GPU-Accelerated Tractography with DIPY and cuslines

1 minute read

Published:

GPU-Accelerated Tractography

For whole-brain tractography the bottleneck is usually the inner tracking loop: at each step you evaluate a model, sample a direction, and move the streamline. DIPY supports offloading this to GPU via the cuslines library, which provides CUDA, Metal, and WebGPU backends alongside a CPU fallback using numba.

Supported backends

Backend Hardware
gpu (CUDA) NVIDIA GPU
metal Apple Silicon / AMD GPU on macOS
webgpu Cross-platform via wgpu
cpu CPU with numba JIT

The backend is selected at runtime via --device, so the same script runs on any hardware.

Usage

The script accepts a DWI image, b-values, b-vectors, a brain mask, and an ROI seed mask:

python run_gpu_streamlines.py dwi.nii.gz bvals bvecs mask.nii.gz roi.nii.gz \
  --device gpu \
  --dg prob \
  --output-prefix results/tractogram

If no files are provided it defaults to the Stanford HARDI dataset for easy testing.

How it works

Internally, cuslines takes the CSD or DTI peaks array and seeds, and runs the tracking loop in parallel across seeds on device.

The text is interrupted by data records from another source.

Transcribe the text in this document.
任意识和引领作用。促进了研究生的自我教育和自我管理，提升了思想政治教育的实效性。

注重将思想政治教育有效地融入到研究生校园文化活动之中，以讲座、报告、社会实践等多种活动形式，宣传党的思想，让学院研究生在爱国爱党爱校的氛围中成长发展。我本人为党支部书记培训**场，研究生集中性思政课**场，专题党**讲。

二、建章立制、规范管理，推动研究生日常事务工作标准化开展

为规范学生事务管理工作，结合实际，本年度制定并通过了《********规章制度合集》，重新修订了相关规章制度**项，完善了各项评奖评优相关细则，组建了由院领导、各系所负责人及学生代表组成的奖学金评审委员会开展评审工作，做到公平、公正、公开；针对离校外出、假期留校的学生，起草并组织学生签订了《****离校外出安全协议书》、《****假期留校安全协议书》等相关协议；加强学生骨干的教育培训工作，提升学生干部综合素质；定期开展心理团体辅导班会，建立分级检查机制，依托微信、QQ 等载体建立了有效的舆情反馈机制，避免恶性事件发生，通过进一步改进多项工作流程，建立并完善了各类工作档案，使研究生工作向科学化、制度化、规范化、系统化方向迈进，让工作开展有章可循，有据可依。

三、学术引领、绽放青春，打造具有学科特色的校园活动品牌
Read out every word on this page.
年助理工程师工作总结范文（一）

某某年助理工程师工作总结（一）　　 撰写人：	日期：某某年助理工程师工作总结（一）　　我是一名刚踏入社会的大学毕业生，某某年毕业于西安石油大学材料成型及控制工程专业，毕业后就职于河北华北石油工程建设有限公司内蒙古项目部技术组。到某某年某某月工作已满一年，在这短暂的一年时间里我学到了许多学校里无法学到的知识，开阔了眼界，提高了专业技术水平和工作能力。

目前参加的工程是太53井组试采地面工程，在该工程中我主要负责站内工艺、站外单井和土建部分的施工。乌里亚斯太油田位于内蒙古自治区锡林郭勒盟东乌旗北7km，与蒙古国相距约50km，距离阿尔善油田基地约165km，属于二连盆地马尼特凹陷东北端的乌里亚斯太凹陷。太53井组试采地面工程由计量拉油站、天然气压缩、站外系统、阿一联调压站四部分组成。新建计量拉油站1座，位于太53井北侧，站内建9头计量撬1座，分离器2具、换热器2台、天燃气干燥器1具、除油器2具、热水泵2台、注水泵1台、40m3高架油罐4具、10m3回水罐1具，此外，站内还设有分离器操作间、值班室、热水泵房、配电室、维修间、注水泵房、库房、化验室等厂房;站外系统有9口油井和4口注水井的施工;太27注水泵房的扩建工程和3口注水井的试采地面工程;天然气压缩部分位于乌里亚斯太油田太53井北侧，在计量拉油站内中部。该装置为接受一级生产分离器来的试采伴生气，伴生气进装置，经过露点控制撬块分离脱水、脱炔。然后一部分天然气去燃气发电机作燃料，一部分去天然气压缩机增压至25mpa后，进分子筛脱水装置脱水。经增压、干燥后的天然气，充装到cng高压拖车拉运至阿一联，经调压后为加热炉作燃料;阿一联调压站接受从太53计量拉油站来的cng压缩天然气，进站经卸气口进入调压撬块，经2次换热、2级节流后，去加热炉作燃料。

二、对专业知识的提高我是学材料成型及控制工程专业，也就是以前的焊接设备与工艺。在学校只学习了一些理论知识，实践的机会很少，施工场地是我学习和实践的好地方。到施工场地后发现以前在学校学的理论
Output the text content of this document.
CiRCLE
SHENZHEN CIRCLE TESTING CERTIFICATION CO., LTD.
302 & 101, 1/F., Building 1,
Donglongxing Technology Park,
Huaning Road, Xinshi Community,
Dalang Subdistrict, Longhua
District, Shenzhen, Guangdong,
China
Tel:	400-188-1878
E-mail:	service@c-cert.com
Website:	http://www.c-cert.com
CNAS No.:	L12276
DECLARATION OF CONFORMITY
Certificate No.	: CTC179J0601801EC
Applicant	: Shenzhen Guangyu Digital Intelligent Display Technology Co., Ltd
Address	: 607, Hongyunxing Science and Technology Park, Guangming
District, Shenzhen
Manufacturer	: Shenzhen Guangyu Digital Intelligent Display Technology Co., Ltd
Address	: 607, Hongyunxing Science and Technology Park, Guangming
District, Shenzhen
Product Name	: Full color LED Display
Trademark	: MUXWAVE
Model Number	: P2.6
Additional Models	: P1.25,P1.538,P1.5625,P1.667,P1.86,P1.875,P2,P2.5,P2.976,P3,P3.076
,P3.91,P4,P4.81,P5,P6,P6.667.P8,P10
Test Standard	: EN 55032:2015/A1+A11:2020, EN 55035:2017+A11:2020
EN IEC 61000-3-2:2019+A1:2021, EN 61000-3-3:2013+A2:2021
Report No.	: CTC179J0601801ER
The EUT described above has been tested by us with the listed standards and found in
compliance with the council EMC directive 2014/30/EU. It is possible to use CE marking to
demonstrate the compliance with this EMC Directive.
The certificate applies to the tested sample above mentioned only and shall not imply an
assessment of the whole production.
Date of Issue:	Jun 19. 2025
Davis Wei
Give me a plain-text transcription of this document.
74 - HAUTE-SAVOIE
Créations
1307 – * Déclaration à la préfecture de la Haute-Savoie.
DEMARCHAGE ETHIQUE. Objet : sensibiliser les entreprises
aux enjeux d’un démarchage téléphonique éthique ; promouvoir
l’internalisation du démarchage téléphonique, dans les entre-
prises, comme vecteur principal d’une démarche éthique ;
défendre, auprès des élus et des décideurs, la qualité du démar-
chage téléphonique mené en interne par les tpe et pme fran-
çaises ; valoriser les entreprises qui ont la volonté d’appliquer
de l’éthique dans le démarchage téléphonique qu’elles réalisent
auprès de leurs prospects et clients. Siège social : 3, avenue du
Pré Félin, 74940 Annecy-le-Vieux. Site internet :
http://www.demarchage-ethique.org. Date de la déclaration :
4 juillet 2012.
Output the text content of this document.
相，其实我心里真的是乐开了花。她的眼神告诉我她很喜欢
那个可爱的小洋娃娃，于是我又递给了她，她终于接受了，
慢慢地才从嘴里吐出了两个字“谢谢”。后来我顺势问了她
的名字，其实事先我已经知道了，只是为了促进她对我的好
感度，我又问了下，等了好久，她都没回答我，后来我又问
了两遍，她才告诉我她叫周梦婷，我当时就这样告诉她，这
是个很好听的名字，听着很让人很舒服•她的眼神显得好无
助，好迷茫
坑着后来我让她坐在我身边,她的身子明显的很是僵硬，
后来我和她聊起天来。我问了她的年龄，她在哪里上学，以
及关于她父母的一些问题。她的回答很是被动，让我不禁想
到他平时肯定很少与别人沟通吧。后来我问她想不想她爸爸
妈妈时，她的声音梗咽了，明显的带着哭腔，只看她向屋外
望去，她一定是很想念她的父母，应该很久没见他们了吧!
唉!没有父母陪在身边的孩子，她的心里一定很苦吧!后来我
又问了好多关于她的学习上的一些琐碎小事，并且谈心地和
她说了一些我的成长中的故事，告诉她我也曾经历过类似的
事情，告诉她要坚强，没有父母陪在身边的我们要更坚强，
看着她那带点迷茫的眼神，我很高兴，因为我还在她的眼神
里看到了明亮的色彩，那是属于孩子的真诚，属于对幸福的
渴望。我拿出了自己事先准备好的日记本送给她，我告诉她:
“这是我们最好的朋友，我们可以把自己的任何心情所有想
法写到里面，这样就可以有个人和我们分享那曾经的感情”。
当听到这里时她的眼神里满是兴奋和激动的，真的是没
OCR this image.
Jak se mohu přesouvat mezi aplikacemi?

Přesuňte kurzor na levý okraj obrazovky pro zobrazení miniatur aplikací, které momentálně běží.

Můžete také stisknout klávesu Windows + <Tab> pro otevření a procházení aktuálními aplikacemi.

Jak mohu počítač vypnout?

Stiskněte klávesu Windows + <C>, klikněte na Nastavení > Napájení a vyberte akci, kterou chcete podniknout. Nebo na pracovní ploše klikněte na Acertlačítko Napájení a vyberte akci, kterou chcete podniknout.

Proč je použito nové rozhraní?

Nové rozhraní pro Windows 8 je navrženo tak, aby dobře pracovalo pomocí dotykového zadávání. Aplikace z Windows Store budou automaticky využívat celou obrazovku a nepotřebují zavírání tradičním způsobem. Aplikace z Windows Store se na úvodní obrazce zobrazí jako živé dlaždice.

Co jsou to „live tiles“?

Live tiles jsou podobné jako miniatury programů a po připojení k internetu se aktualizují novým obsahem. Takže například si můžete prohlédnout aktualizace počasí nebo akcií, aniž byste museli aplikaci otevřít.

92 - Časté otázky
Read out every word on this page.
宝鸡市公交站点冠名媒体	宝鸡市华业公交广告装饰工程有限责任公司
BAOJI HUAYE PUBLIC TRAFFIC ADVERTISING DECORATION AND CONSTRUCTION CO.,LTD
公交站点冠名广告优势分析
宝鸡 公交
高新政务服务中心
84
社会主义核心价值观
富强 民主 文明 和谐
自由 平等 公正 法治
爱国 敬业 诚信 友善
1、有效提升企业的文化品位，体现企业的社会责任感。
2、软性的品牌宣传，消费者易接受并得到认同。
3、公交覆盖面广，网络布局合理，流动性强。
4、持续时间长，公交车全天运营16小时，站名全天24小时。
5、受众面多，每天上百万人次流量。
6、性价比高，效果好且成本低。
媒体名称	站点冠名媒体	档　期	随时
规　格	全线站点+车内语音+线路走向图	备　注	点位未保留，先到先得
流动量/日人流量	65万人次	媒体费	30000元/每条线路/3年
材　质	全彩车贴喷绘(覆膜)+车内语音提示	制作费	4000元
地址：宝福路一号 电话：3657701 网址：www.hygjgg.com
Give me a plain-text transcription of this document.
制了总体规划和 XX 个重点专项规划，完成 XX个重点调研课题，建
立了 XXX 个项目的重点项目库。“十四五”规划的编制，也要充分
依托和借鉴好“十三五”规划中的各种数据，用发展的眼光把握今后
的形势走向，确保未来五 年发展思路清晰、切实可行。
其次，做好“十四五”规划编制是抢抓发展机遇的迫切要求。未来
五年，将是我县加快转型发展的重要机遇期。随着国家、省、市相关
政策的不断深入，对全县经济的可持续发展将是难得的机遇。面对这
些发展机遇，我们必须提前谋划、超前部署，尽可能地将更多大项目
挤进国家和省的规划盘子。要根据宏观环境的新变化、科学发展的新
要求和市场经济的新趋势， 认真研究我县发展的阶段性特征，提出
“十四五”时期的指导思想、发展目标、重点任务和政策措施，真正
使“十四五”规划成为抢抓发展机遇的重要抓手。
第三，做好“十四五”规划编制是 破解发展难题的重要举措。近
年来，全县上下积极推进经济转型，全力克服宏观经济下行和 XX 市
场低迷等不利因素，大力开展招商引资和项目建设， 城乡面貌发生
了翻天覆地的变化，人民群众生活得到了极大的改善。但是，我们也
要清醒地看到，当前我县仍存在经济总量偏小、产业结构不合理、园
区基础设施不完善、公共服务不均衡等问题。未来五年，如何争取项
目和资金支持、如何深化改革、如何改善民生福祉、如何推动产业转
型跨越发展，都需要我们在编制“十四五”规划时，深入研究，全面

The Python side only needs to:

  1. Fit the ODF model on CPU (or GPU if supported)
  2. Pass the peaks array and seed coordinates to cuslines
  3. Receive the streamline array back in host memory
import cuslines

gpu_tracker = cuslines.GPUTracker(
    data=peaks_array,
    seeds=seed_coords,
    affine=affine,
    step_size=0.5,
    max_length=300,
    device="gpu"
)
streamlines = gpu_tracker.generate()

On a modern GPU this can be 10-100x faster than single-threaded CPU tracking, making whole-brain probabilistic tractography with millions of seeds practical in minutes rather than hours.